Luxor is a part of the ancient city of Thebes, that was the ruling seat of power in Egypt for millenniums ago, Luxor is now a major holiday destination, particularly for those interested in ancient Egypt. The area boasts an exceptionally rich legacy of temples, tombs and monuments. Around these relics of ancient Egypt's celebrated history are signs of the prosperous industry of the modern day - tourism. Luxor town is crowded with souvenir shops, hotels and restaurants, while the Nile River carries feluccas and luxury boats which hand picked by Beyond of the Nile team.
The mysteries of Ancient Egypt can be discovered by visiting some of Luxor's surrounding temples including Luxor Temple, Karnak, Ramesseum, Medinet Habu, the Temple of Hatshepsut and the exquisite Valley of the Kings, which should be visited in the early morning.
Karnak Temples is an extraordinary complex of sanctuaries, pylons and obelisks, dedicated to the Theban triad but also to the greater glory of pharaohs. Constructed millenniums ago, it has at its heart the temple of Amun, 'home' of the local god who became the most powerful deity in Egypt and the wider region. Be sure to allow enough time: wandering through this gigantic complex is one of the highlights of any visit to Egypt.
Luxor Temple, temple built for the ritual practices exercised at the most important Ancient Egyptian festival, The Opet Festival, when the statues of Amun, Mut and Khonsu were brought from Karnak, along the Avenue of Sphinxes, and reunited here during the inundation. Largely built by the New Kingdom pharaohs Amenhotep III (1390 till 1352 BC) and Ramses II (1279 till 1213 BC), this temple is a strikingly graceful monument in the heart of the modern town.
Valley of the Kings
This desert space contains the ancient burial grounds to many of Egyptian pharaohs, over 62 royal tomb also the famous Tomb of the young Tutankhamun. each tomb quite different from the other. Most tombs described here are usually open to visitors. They are listed in the order that they are found when entering the site.

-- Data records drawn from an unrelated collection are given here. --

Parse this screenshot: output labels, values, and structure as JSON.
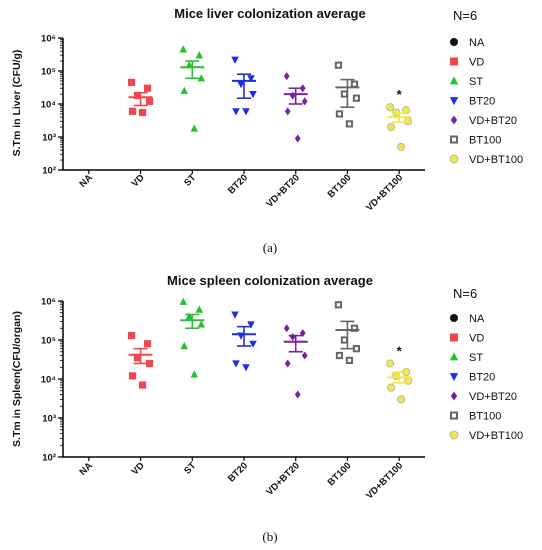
{
  "panel_labels": [
    "(a)",
    "(b)"
  ],
  "legend_title": "N=6",
  "tick_labels": [
    "10²",
    "10³",
    "10⁴",
    "10⁵",
    "10⁶"
  ],
  "groups": [
    {
      "name": "NA",
      "color": "#111111",
      "marker": "circle"
    },
    {
      "name": "VD",
      "color": "#f2464e",
      "marker": "square"
    },
    {
      "name": "ST",
      "color": "#22c32e",
      "marker": "triangle-up"
    },
    {
      "name": "BT20",
      "color": "#1e2ee0",
      "marker": "triangle-down"
    },
    {
      "name": "VD+BT20",
      "color": "#7b1fa2",
      "marker": "diamond"
    },
    {
      "name": "BT100",
      "color": "#666666",
      "marker": "square-open"
    },
    {
      "name": "VD+BT100",
      "color": "#f3e84a",
      "marker": "circle-outline"
    }
  ],
  "chart_data": [
    {
      "type": "scatter",
      "title": "Mice liver colonization average",
      "xlabel": "",
      "ylabel": "S.Tm in Liver (CFU/g)",
      "y_scale": "log",
      "ylim": [
        100,
        1000000
      ],
      "categories": [
        "NA",
        "VD",
        "ST",
        "BT20",
        "VD+BT20",
        "BT100",
        "VD+BT100"
      ],
      "series": [
        {
          "name": "NA",
          "values": [],
          "mean": null,
          "sem": null
        },
        {
          "name": "VD",
          "values": [
            45000,
            30000,
            18000,
            12000,
            6000,
            5500
          ],
          "mean": 16000,
          "sem": [
            9000,
            22000
          ]
        },
        {
          "name": "ST",
          "values": [
            450000,
            300000,
            150000,
            60000,
            25000,
            1800
          ],
          "mean": 130000,
          "sem": [
            60000,
            200000
          ]
        },
        {
          "name": "BT20",
          "values": [
            220000,
            60000,
            40000,
            20000,
            6000,
            6000
          ],
          "mean": 50000,
          "sem": [
            15000,
            80000
          ]
        },
        {
          "name": "VD+BT20",
          "values": [
            70000,
            30000,
            18000,
            12000,
            6000,
            900
          ],
          "mean": 20000,
          "sem": [
            10000,
            30000
          ]
        },
        {
          "name": "BT100",
          "values": [
            150000,
            40000,
            20000,
            15000,
            5000,
            2500
          ],
          "mean": 32000,
          "sem": [
            8000,
            55000
          ]
        },
        {
          "name": "VD+BT100",
          "values": [
            8000,
            6500,
            5500,
            3000,
            2000,
            500
          ],
          "mean": 4000,
          "sem": [
            2800,
            5200
          ]
        }
      ],
      "annotations": [
        {
          "text": "*",
          "category": "VD+BT100"
        }
      ]
    },
    {
      "type": "scatter",
      "title": "Mice spleen colonization average",
      "xlabel": "",
      "ylabel": "S.Tm in Spleen(CFU/organ)",
      "y_scale": "log",
      "ylim": [
        100,
        1000000
      ],
      "categories": [
        "NA",
        "VD",
        "ST",
        "BT20",
        "VD+BT20",
        "BT100",
        "VD+BT100"
      ],
      "series": [
        {
          "name": "NA",
          "values": [],
          "mean": null,
          "sem": null
        },
        {
          "name": "VD",
          "values": [
            130000,
            80000,
            35000,
            25000,
            12000,
            7000
          ],
          "mean": 42000,
          "sem": [
            25000,
            60000
          ]
        },
        {
          "name": "ST",
          "values": [
            950000,
            600000,
            400000,
            250000,
            70000,
            13000
          ],
          "mean": 320000,
          "sem": [
            200000,
            450000
          ]
        },
        {
          "name": "BT20",
          "values": [
            450000,
            250000,
            130000,
            80000,
            25000,
            20000
          ],
          "mean": 140000,
          "sem": [
            70000,
            220000
          ]
        },
        {
          "name": "VD+BT20",
          "values": [
            200000,
            150000,
            120000,
            40000,
            25000,
            4000
          ],
          "mean": 90000,
          "sem": [
            50000,
            130000
          ]
        },
        {
          "name": "BT100",
          "values": [
            800000,
            200000,
            100000,
            60000,
            40000,
            30000
          ],
          "mean": 180000,
          "sem": [
            60000,
            300000
          ]
        },
        {
          "name": "VD+BT100",
          "values": [
            25000,
            15000,
            12000,
            9000,
            6000,
            3000
          ],
          "mean": 11000,
          "sem": [
            8000,
            15000
          ]
        }
      ],
      "annotations": [
        {
          "text": "*",
          "category": "VD+BT100"
        }
      ]
    }
  ]
}
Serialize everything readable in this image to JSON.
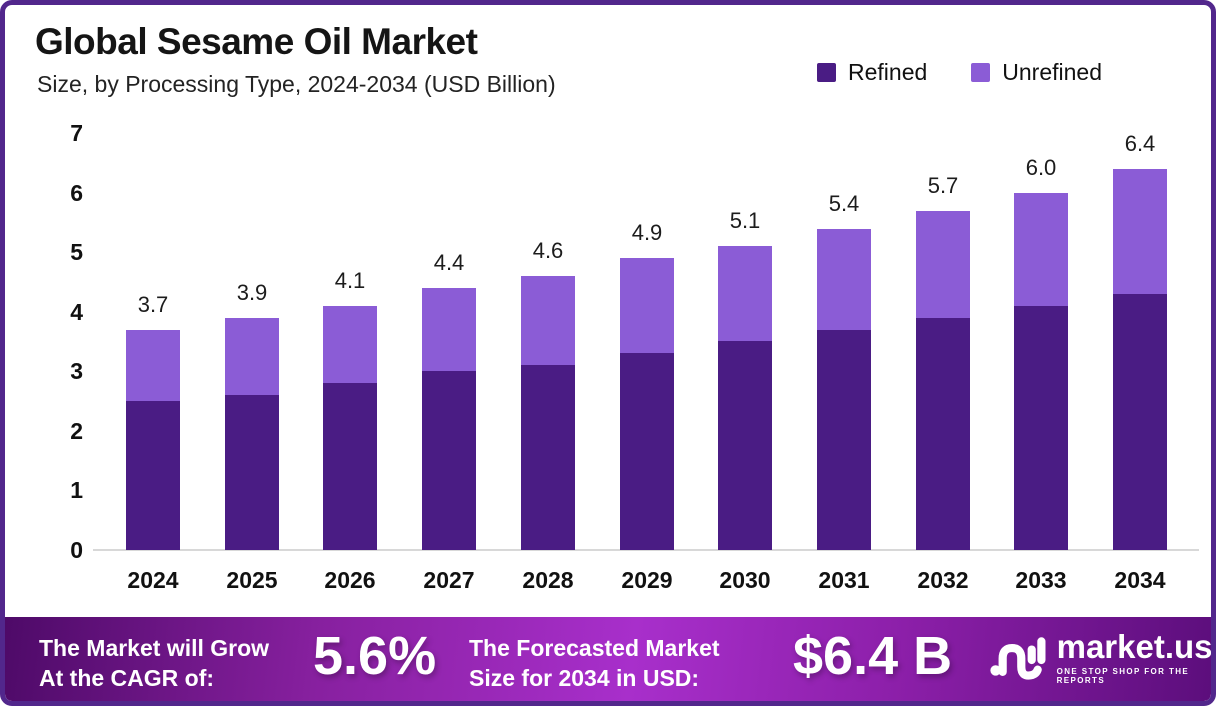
{
  "header": {
    "title": "Global Sesame Oil Market",
    "subtitle": "Size, by Processing Type, 2024-2034 (USD Billion)"
  },
  "legend": [
    {
      "label": "Refined",
      "color": "#4A1C84"
    },
    {
      "label": "Unrefined",
      "color": "#8B5CD6"
    }
  ],
  "chart_data": {
    "type": "bar",
    "stacked": true,
    "title": "Global Sesame Oil Market Size, by Processing Type, 2024-2034 (USD Billion)",
    "categories": [
      "2024",
      "2025",
      "2026",
      "2027",
      "2028",
      "2029",
      "2030",
      "2031",
      "2032",
      "2033",
      "2034"
    ],
    "series": [
      {
        "name": "Refined",
        "color": "#4A1C84",
        "values": [
          2.5,
          2.6,
          2.8,
          3.0,
          3.1,
          3.3,
          3.5,
          3.7,
          3.9,
          4.1,
          4.3
        ]
      },
      {
        "name": "Unrefined",
        "color": "#8B5CD6",
        "values": [
          1.2,
          1.3,
          1.3,
          1.4,
          1.5,
          1.6,
          1.6,
          1.7,
          1.8,
          1.9,
          2.1
        ]
      }
    ],
    "totals": [
      3.7,
      3.9,
      4.1,
      4.4,
      4.6,
      4.9,
      5.1,
      5.4,
      5.7,
      6.0,
      6.4
    ],
    "total_labels": [
      "3.7",
      "3.9",
      "4.1",
      "4.4",
      "4.6",
      "4.9",
      "5.1",
      "5.4",
      "5.7",
      "6.0",
      "6.4"
    ],
    "xlabel": "",
    "ylabel": "",
    "ylim": [
      0,
      7
    ],
    "yticks": [
      0,
      1,
      2,
      3,
      4,
      5,
      6,
      7
    ],
    "grid": false,
    "legend_position": "top-right"
  },
  "footer": {
    "grow_line1": "The Market will Grow",
    "grow_line2": "At the CAGR of:",
    "cagr_value": "5.6%",
    "forecast_line1": "The Forecasted Market",
    "forecast_line2": "Size for 2034 in USD:",
    "forecast_value": "$6.4 B",
    "brand": {
      "name": "market.us",
      "tagline": "ONE STOP SHOP FOR THE REPORTS"
    }
  },
  "colors": {
    "border": "#52278C",
    "refined_bar": "#4A1C84",
    "unrefined_bar": "#8B5CD6",
    "baseline": "#D8D8D8",
    "footer_gradient_left": "#4E0A68",
    "footer_gradient_mid": "#A82FCB",
    "footer_gradient_right": "#5C0E7C",
    "text_dark": "#151515",
    "text_white": "#FFFFFF"
  }
}
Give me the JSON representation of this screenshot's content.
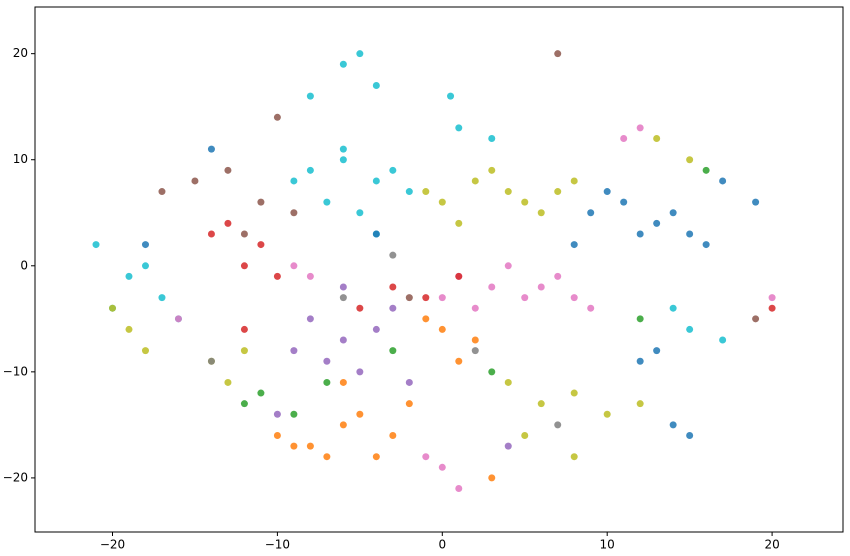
{
  "chart_data": {
    "type": "scatter",
    "xlim": [
      -24.7,
      24.3
    ],
    "ylim": [
      -25.1,
      24.4
    ],
    "xticks": [
      {
        "value": -20,
        "label": "−20"
      },
      {
        "value": -10,
        "label": "−10"
      },
      0,
      10,
      20
    ],
    "yticks": [
      {
        "value": -20,
        "label": "−20"
      },
      {
        "value": -10,
        "label": "−10"
      },
      0,
      10,
      20
    ],
    "grid": false,
    "series": [
      {
        "color": "#17becf",
        "x": [
          -8,
          -6,
          -4,
          -2,
          -7,
          -5,
          -3,
          -9,
          -6,
          -4,
          -21,
          -19,
          -17,
          -20,
          -18,
          -16,
          -6,
          -4,
          -8,
          -5,
          1,
          3,
          15,
          17,
          14,
          0.5
        ],
        "y": [
          9,
          10,
          8,
          7,
          6,
          5,
          9,
          8,
          11,
          3,
          2,
          -1,
          -3,
          -4,
          0,
          -5,
          19,
          17,
          16,
          20,
          13,
          12,
          -6,
          -7,
          -4,
          16
        ]
      },
      {
        "color": "#bcbd22",
        "x": [
          0,
          2,
          4,
          6,
          8,
          1,
          3,
          5,
          7,
          -1,
          4,
          6,
          8,
          10,
          12,
          5,
          -19,
          -18,
          -20,
          -14,
          -12,
          -13,
          13,
          15,
          8
        ],
        "y": [
          6,
          8,
          7,
          5,
          8,
          4,
          9,
          6,
          7,
          7,
          -11,
          -13,
          -12,
          -14,
          -13,
          -16,
          -6,
          -8,
          -4,
          -9,
          -8,
          -11,
          12,
          10,
          -18
        ]
      },
      {
        "color": "#1f77b4",
        "x": [
          9,
          11,
          13,
          15,
          10,
          12,
          14,
          8,
          16,
          14,
          15,
          13,
          12,
          -18,
          -4,
          -14,
          17,
          19
        ],
        "y": [
          5,
          6,
          4,
          3,
          7,
          3,
          5,
          2,
          2,
          -15,
          -16,
          -8,
          -9,
          2,
          3,
          11,
          8,
          6
        ]
      },
      {
        "color": "#e377c2",
        "x": [
          1,
          3,
          5,
          7,
          9,
          2,
          4,
          6,
          8,
          0,
          11,
          12,
          0,
          1,
          -1,
          -9,
          -8,
          20,
          -16
        ],
        "y": [
          -1,
          -2,
          -3,
          -1,
          -4,
          -4,
          0,
          -2,
          -3,
          -3,
          12,
          13,
          -19,
          -21,
          -18,
          0,
          -1,
          -3,
          -5
        ]
      },
      {
        "color": "#ff7f0e",
        "x": [
          -10,
          -8,
          -6,
          -4,
          -9,
          -7,
          -5,
          -3,
          0,
          2,
          -1,
          1,
          -2,
          3,
          -6
        ],
        "y": [
          -16,
          -17,
          -15,
          -18,
          -17,
          -18,
          -14,
          -16,
          -6,
          -7,
          -5,
          -9,
          -13,
          -20,
          -11
        ]
      },
      {
        "color": "#9467bd",
        "x": [
          -8,
          -6,
          -4,
          -7,
          -5,
          -3,
          -9,
          -2,
          -6,
          4,
          -10
        ],
        "y": [
          -5,
          -7,
          -6,
          -9,
          -10,
          -4,
          -8,
          -11,
          -2,
          -17,
          -14
        ]
      },
      {
        "color": "#d62728",
        "x": [
          -13,
          -11,
          -12,
          -10,
          -14,
          -3,
          -1,
          1,
          -5,
          20,
          -12
        ],
        "y": [
          4,
          2,
          0,
          -1,
          3,
          -2,
          -3,
          -1,
          -4,
          -4,
          -6
        ]
      },
      {
        "color": "#8c564b",
        "x": [
          -15,
          -17,
          -13,
          -11,
          -9,
          -12,
          -10,
          -2,
          7,
          19
        ],
        "y": [
          8,
          7,
          9,
          6,
          5,
          3,
          14,
          -3,
          20,
          -5
        ]
      },
      {
        "color": "#2ca02c",
        "x": [
          -11,
          -12,
          -9,
          12,
          -3,
          3,
          -7,
          16
        ],
        "y": [
          -12,
          -13,
          -14,
          -5,
          -8,
          -10,
          -11,
          9
        ]
      },
      {
        "color": "#7f7f7f",
        "x": [
          -6,
          2,
          7,
          -14,
          -3
        ],
        "y": [
          -3,
          -8,
          -15,
          -9,
          1
        ]
      }
    ]
  }
}
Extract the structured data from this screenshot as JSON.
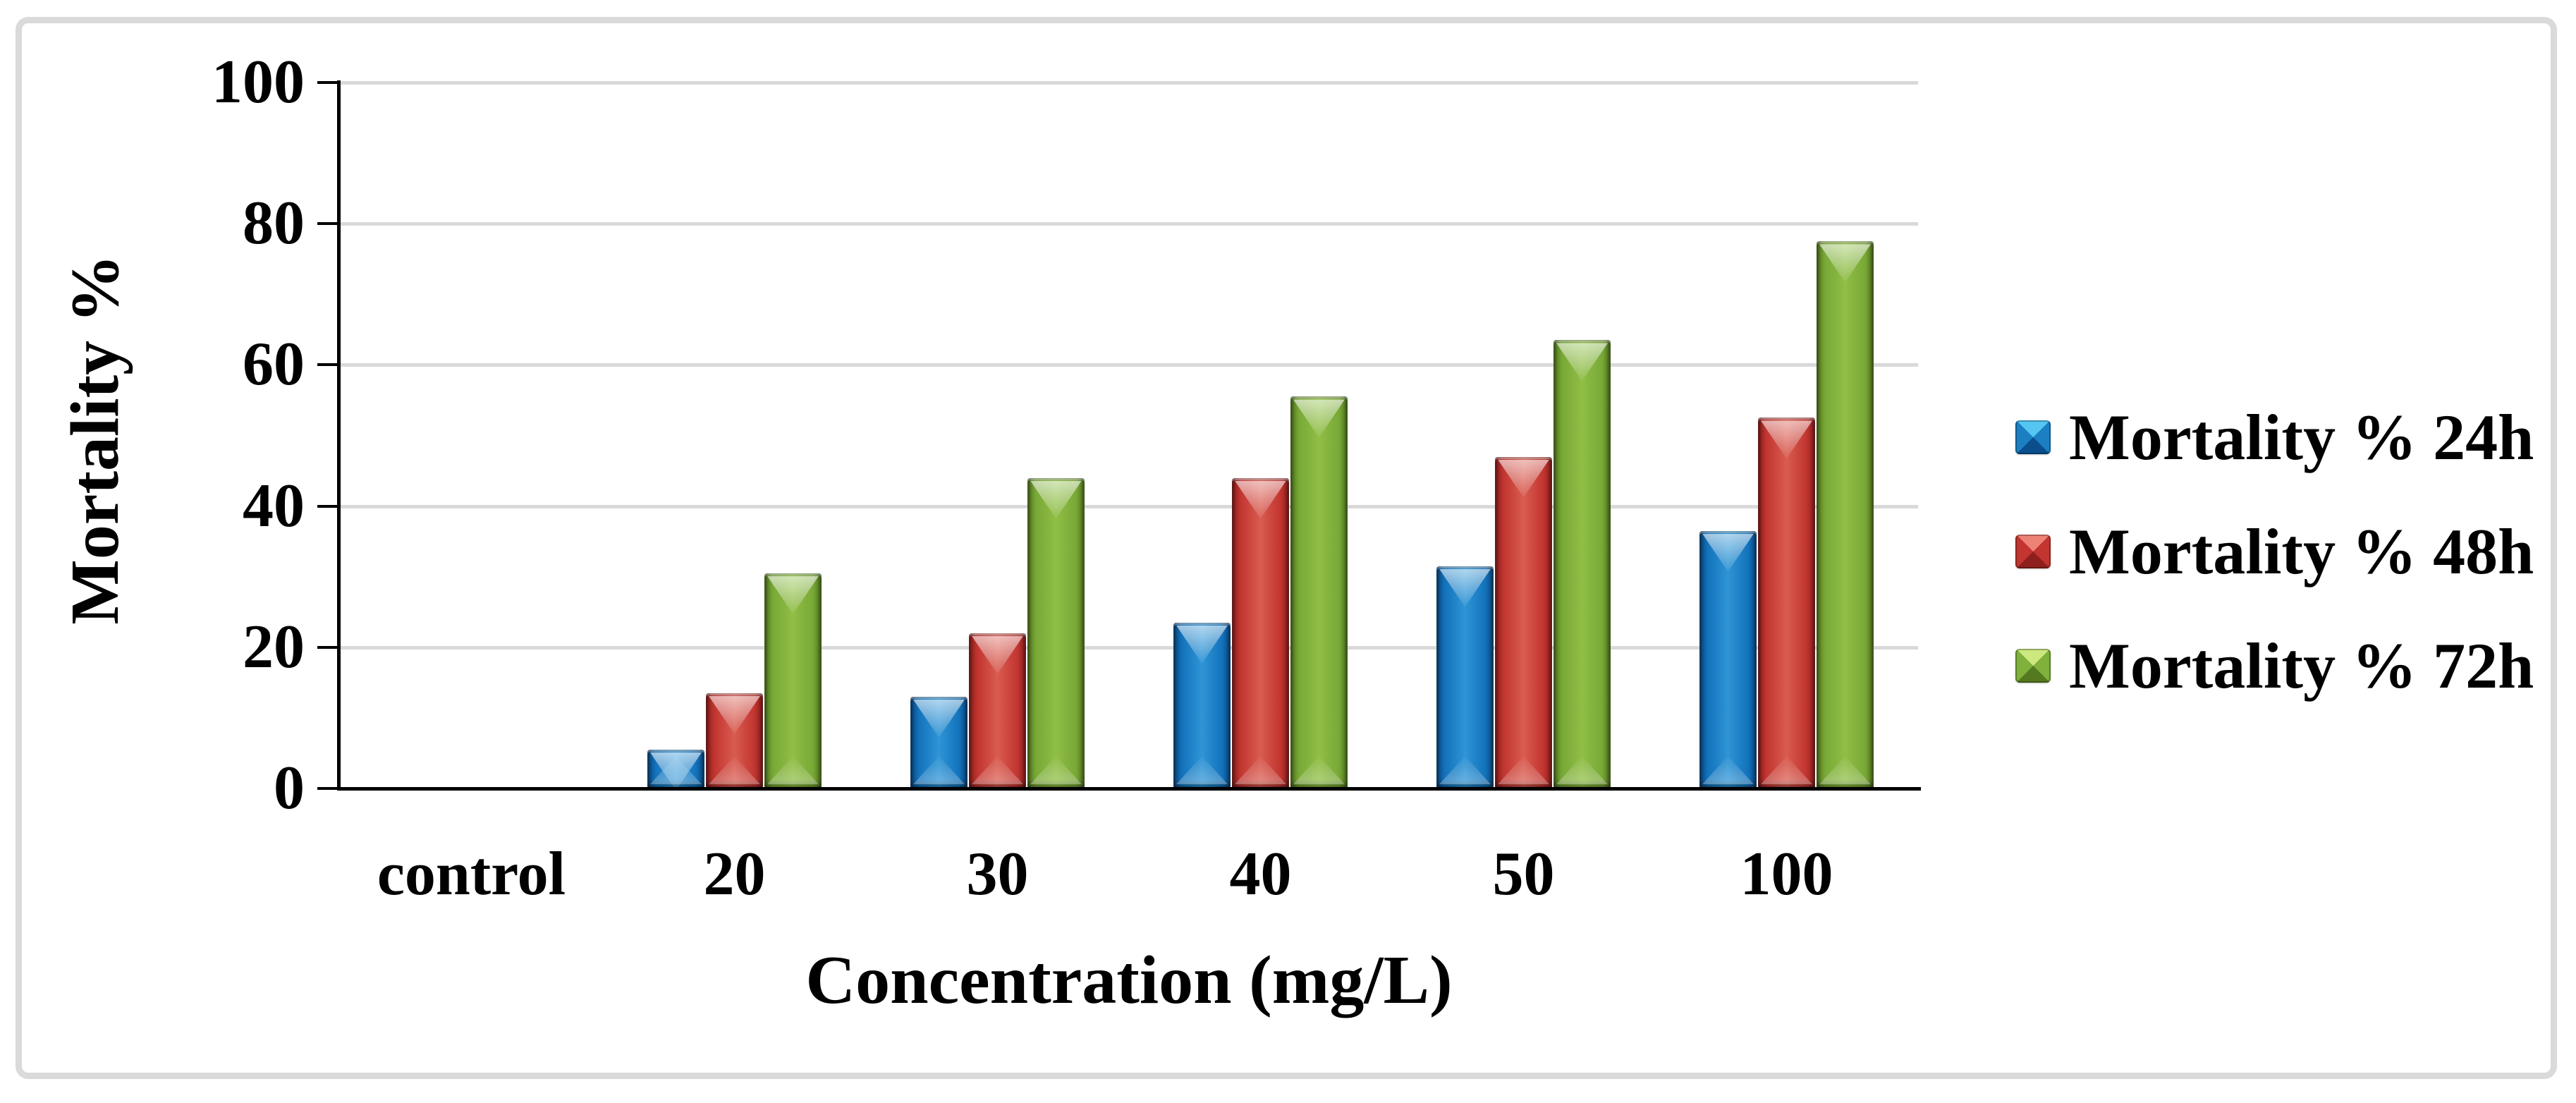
{
  "chart_data": {
    "type": "bar",
    "title": "",
    "categories": [
      "control",
      "20",
      "30",
      "40",
      "50",
      "100"
    ],
    "series": [
      {
        "name": "Mortality % 24h",
        "color": "#1373BC",
        "values": [
          0,
          5.5,
          13,
          23.5,
          31.5,
          36.5
        ]
      },
      {
        "name": "Mortality % 48h",
        "color": "#C23530",
        "values": [
          0,
          13.5,
          22,
          44,
          47,
          52.5
        ]
      },
      {
        "name": "Mortality % 72h",
        "color": "#78A836",
        "values": [
          0,
          30.5,
          44,
          55.5,
          63.5,
          77.5
        ]
      }
    ],
    "xlabel": "Concentration (mg/L)",
    "ylabel": "Mortality %",
    "ylim": [
      0,
      100
    ],
    "yticks": [
      0,
      20,
      40,
      60,
      80,
      100
    ],
    "grid": true,
    "gridline_color": "#D9D9D9",
    "axis_color": "#000000",
    "border_color": "#DADADA",
    "background": "#FFFFFF",
    "legend_position": "right"
  }
}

The best source of information about the tombs, their decoration and history is the Theban Mapping Project.
The Temple of Queen Hatshepsut
A mortuary temple dedicated to the longest ruling female in Ancient Egyptian times, Queen Hatshepsut. The temple is decorated with statues, sphinxes, and reliefs, which have been meticulously restored over time. the temple located beneath massive cliffs near the west bank of the Nile, the Mortuary Temple of Hatshepsut, also known as Deir el Bahri, is dedicated to Amon-Ra, the sun god. Designed by an architect named Senenmut, the temple is unique because it was designed like classical architecture. Note the lengthy, colonnaded terrace some of which are 97 ft high, pylons, courts, and hypostyle hall. Inside you’ll see the sun court, chapel and sanctuary.